Clevidipino: Nova diidropiridina para uso intravenoso em hipertensão grave ou perioperatória.
Inibidores da Enzima Conversora de Angiotensina (IECA)
Mecanismo: Reduzem os níveis de Angiotensina II (AngII), inibindo sua formação.
Benefícios:
Eficazes na hipertensão e em pacientes com diabetes (reduzem progressão da glomeruloesclerose).
Benefícios em coronariopatia (após IM, melhora função ventricular).
Potencializam diuréticos (diminuem produção de aldosterona).
Efeitos Adversos:
Angioedema: Raro, mas grave.
Tosse seca: Comum.
Hiperpotassemia: Risco aumentado com diuréticos poupadores de K+, AINEs, suplementos de K+.
Disfunção renal: Contraindicados na gravidez. Reduzem filtração glomerular em estenose bilateral da artéria renal.
Farmacocinética: Maioria aprovada para dose diária única.
Respostas: Caucasianos jovens e de meia-idade respondem melhor.
Antagonistas do Receptor AT1 (BRA) e Inibidores Diretos da Renina
Antagonistas do Receptor AT1 (BRA - Losartano, Candesartano, etc.):
Mecanismo: Bloqueiam os efeitos da AngII ao se ligarem ao receptor AT1.
Vantagens: Menos tosse e angioedema que IECA (não afetam bradicinina).
Efeitos Adversos: Semelhantes aos IECA (hipotensão, hiperpotassemia, disfunção renal). Contraindicados na gravidez.

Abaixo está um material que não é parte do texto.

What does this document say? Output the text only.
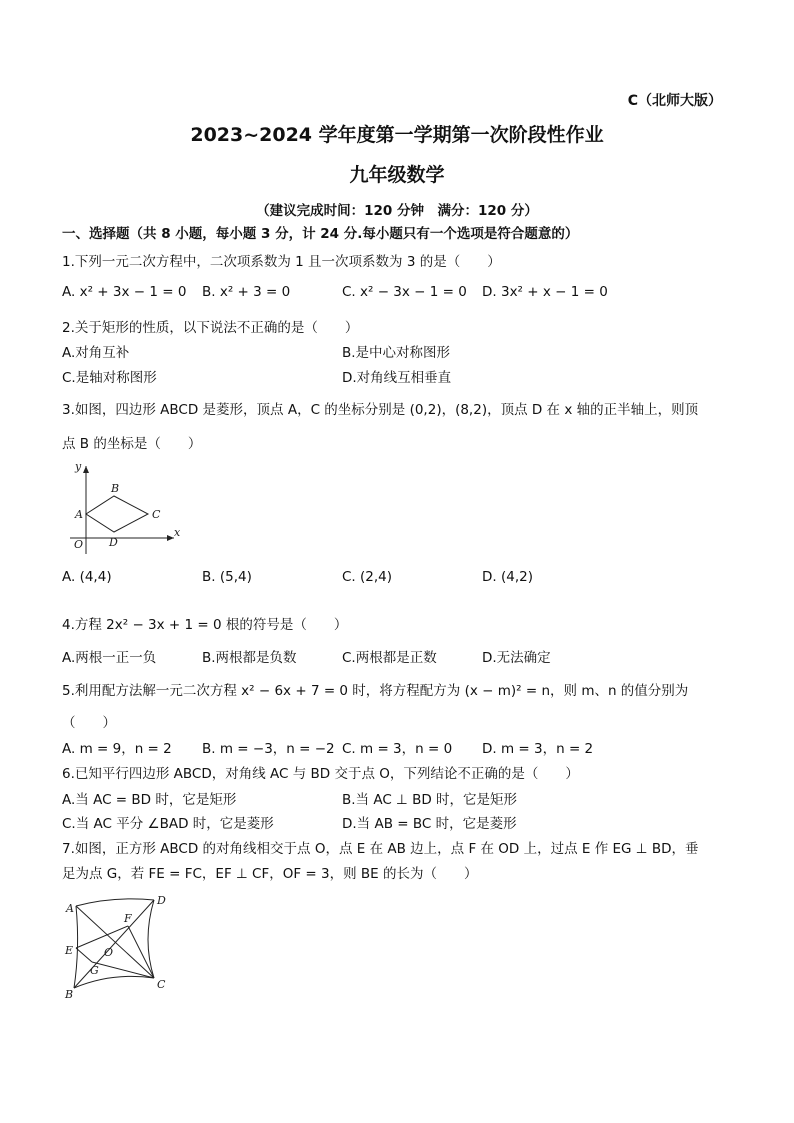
C（北师大版）
2023~2024 学年度第一学期第一次阶段性作业
九年级数学
（建议完成时间：120 分钟　满分：120 分）
一、选择题（共 8 小题，每小题 3 分，计 24 分.每小题只有一个选项是符合题意的）
1.下列一元二次方程中，二次项系数为 1 且一次项系数为 3 的是（　　）
A. x² + 3x − 1 = 0 B. x² + 3 = 0	C. x² − 3x − 1 = 0 D. 3x² + x − 1 = 0
2.关于矩形的性质，以下说法不正确的是（　　）
A.对角互补	B.是中心对称图形
C.是轴对称图形	D.对角线互相垂直
3.如图，四边形 ABCD 是菱形，顶点 A，C 的坐标分别是 (0,2)，(8,2)，顶点 D 在 x 轴的正半轴上，则顶
点 B 的坐标是（　　）
y
x
O
A
B
C
D
A. (4,4)	B. (5,4)	C. (2,4)	D. (4,2)
4.方程 2x² − 3x + 1 = 0 根的符号是（　　）
A.两根一正一负	B.两根都是负数	C.两根都是正数	D.无法确定
5.利用配方法解一元二次方程 x² − 6x + 7 = 0 时，将方程配方为 (x − m)² = n，则 m、n 的值分别为
（　　）
A. m = 9，n = 2 B. m = −3，n = −2 C. m = 3，n = 0 D. m = 3，n = 2
6.已知平行四边形 ABCD，对角线 AC 与 BD 交于点 O，下列结论不正确的是（　　）
A.当 AC = BD 时，它是矩形	B.当 AC ⊥ BD 时，它是矩形
C.当 AC 平分 ∠BAD 时，它是菱形	D.当 AB = BC 时，它是菱形
7.如图，正方形 ABCD 的对角线相交于点 O，点 E 在 AB 边上，点 F 在 OD 上，过点 E 作 EG ⊥ BD，垂
足为点 G，若 FE = FC，EF ⊥ CF，OF = 3，则 BE 的长为（　　）
A
B
C
D
E
F
G
O
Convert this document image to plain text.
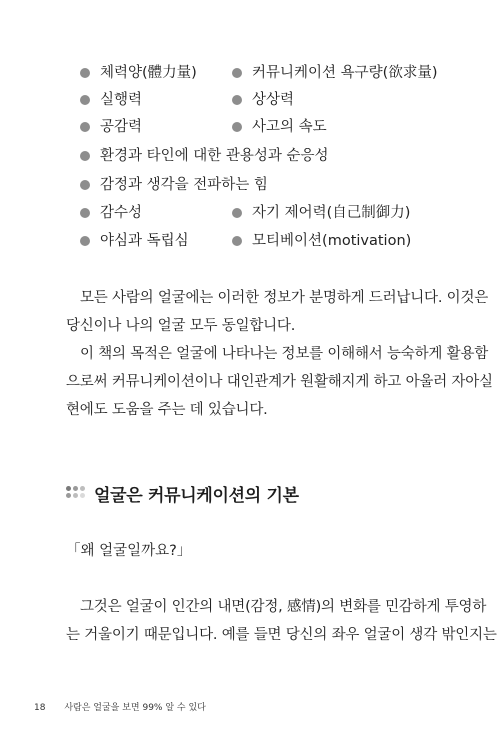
체력양(體力量)	커뮤니케이션 욕구량(欲求量)
실행력	상상력
공감력	사고의 속도
환경과 타인에 대한 관용성과 순응성
감정과 생각을 전파하는 힘
감수성	자기 제어력(自己制御力)
야심과 독립심	모티베이션(motivation)
모든 사람의 얼굴에는 이러한 정보가 분명하게 드러납니다. 이것은
당신이나 나의 얼굴 모두 동일합니다.
이 책의 목적은 얼굴에 나타나는 정보를 이해해서 능숙하게 활용함
으로써 커뮤니케이션이나 대인관계가 원활해지게 하고 아울러 자아실
현에도 도움을 주는 데 있습니다.
얼굴은 커뮤니케이션의 기본
「왜 얼굴일까요?」
그것은 얼굴이 인간의 내면(감정, 感情)의 변화를 민감하게 투영하
는 거울이기 때문입니다. 예를 들면 당신의 좌우 얼굴이 생각 밖인지는
18 사람은 얼굴을 보면 99% 알 수 있다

Uso: Tão eficazes quanto IECA. Não recomendado combinar IECA e BRA para hipertensão.
Inibidores Diretos da Renina (Alisquireno):
Mecanismo: Inibe a capacidade da renina de produzir AngI.
Eficácia: Reduz a pressão arterial.
Uso: Agente complementar, sem evidência de benefício na prevenção de desfechos cardiovasculares em comparação com fármacos mais estabelecidos.
Efeitos Adversos: Diarreia, angioedema. Contraindicado na gravidez.
Vasodilatadores (na Hipertensão)
Hidralazina:
Mecanismo: Relaxa diretamente o músculo liso arteriolar.